Text Mining With the Hathi Trust Research Center

Worksets

 

Worksets

HTRC worksets are user-created collections of HathiTrust volumes to be treated as data and analyzed using HTRC tools and services. Worksets are curated by researchers, and they can be shared and cited to improve reproducibility.

Create or find a workset


Creating a workset

HTRC worksets can be created, and existing worksets can be viewed, when you are logged in.

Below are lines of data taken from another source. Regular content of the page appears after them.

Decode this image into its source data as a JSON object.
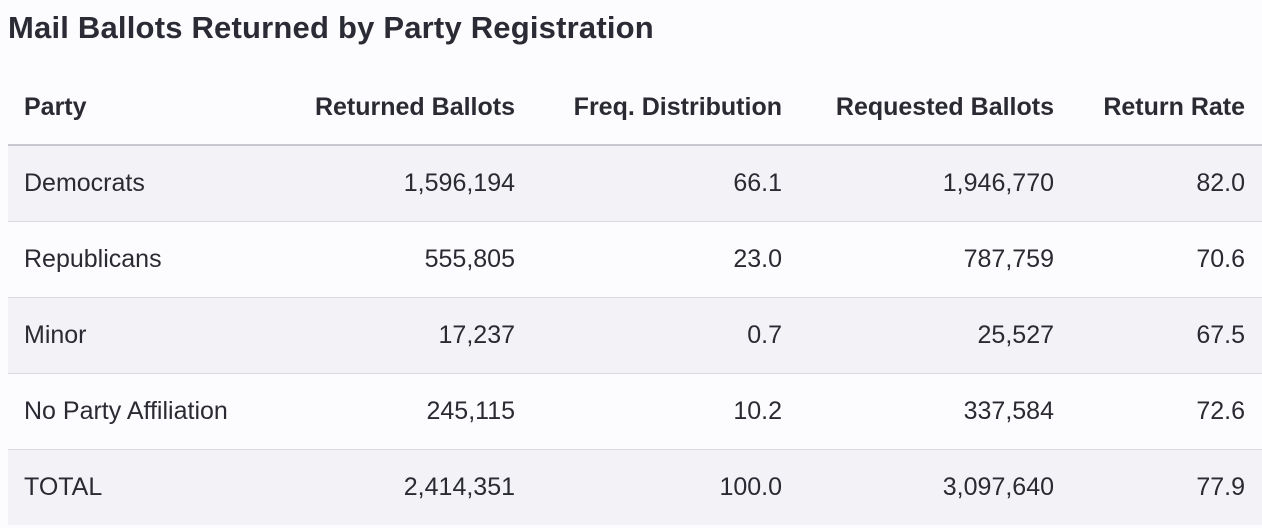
{
  "title": "Mail Ballots Returned by Party Registration",
  "table": {
    "headers": [
      "Party",
      "Returned Ballots",
      "Freq. Distribution",
      "Requested Ballots",
      "Return Rate"
    ],
    "rows": [
      [
        "Democrats",
        "1,596,194",
        "66.1",
        "1,946,770",
        "82.0"
      ],
      [
        "Republicans",
        "555,805",
        "23.0",
        "787,759",
        "70.6"
      ],
      [
        "Minor",
        "17,237",
        "0.7",
        "25,527",
        "67.5"
      ],
      [
        "No Party Affiliation",
        "245,115",
        "10.2",
        "337,584",
        "72.6"
      ],
      [
        "TOTAL",
        "2,414,351",
        "100.0",
        "3,097,640",
        "77.9"
      ]
    ]
  }
}
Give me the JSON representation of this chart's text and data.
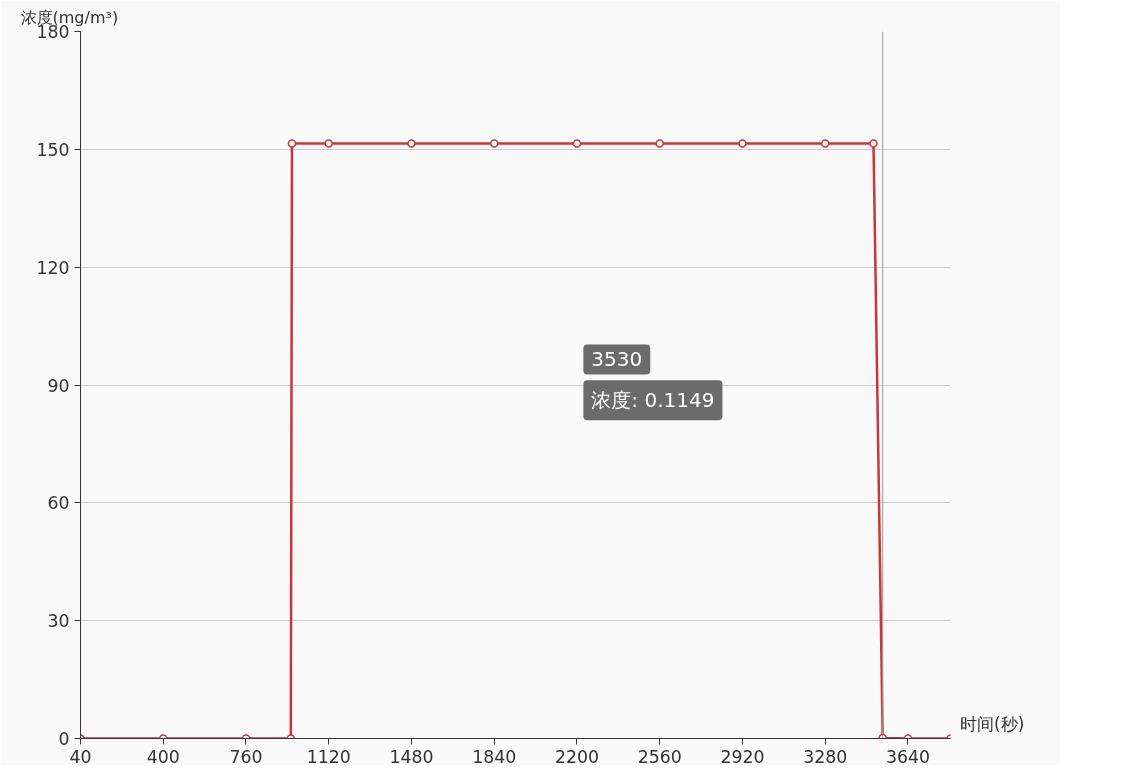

Worksets are manifests of HathiTrust volume IDs with additional metadata and functionality. To create a workset, create a collection in HathiTrust, download the metadata, and upload the resulting comma-separated file.  Worksets can be public (viewable by users signed-in to HTRC Analytics) or private (viewable only to you).

Workset Format

Worksets start as lists of HathiTrust volume identification numbers (for example, hvd.hn5f64). If uploading a volume list file to create a workset, the file should be in CSV (comma-separated-value) or TXT format, and while it may contain other columns, it is only required to have your volume IDs in the first column. The file should contain a header row containing the text "volume" or "id".

Using a workset

Run one of the supplied text analysis algorithms against an HTRC workset. You can also use the HathiTrust volume IDs to download HTRC Extracted Features or call the volumes in your workset in the HTRC Data Capsule environment using the HTRC Data API.

 

Workset Builder

  • You can select public domain volumes to analyze using the Workset Builder or you can upload your own workset. Workset Builder - use the HTRC interface to select public domain volumes and use canned-algorithms for quick analysis. This tool is currently under development and does not currently include in-copyright works.
  • Use HTRC-designed preset algorithms to explore your workset corpora.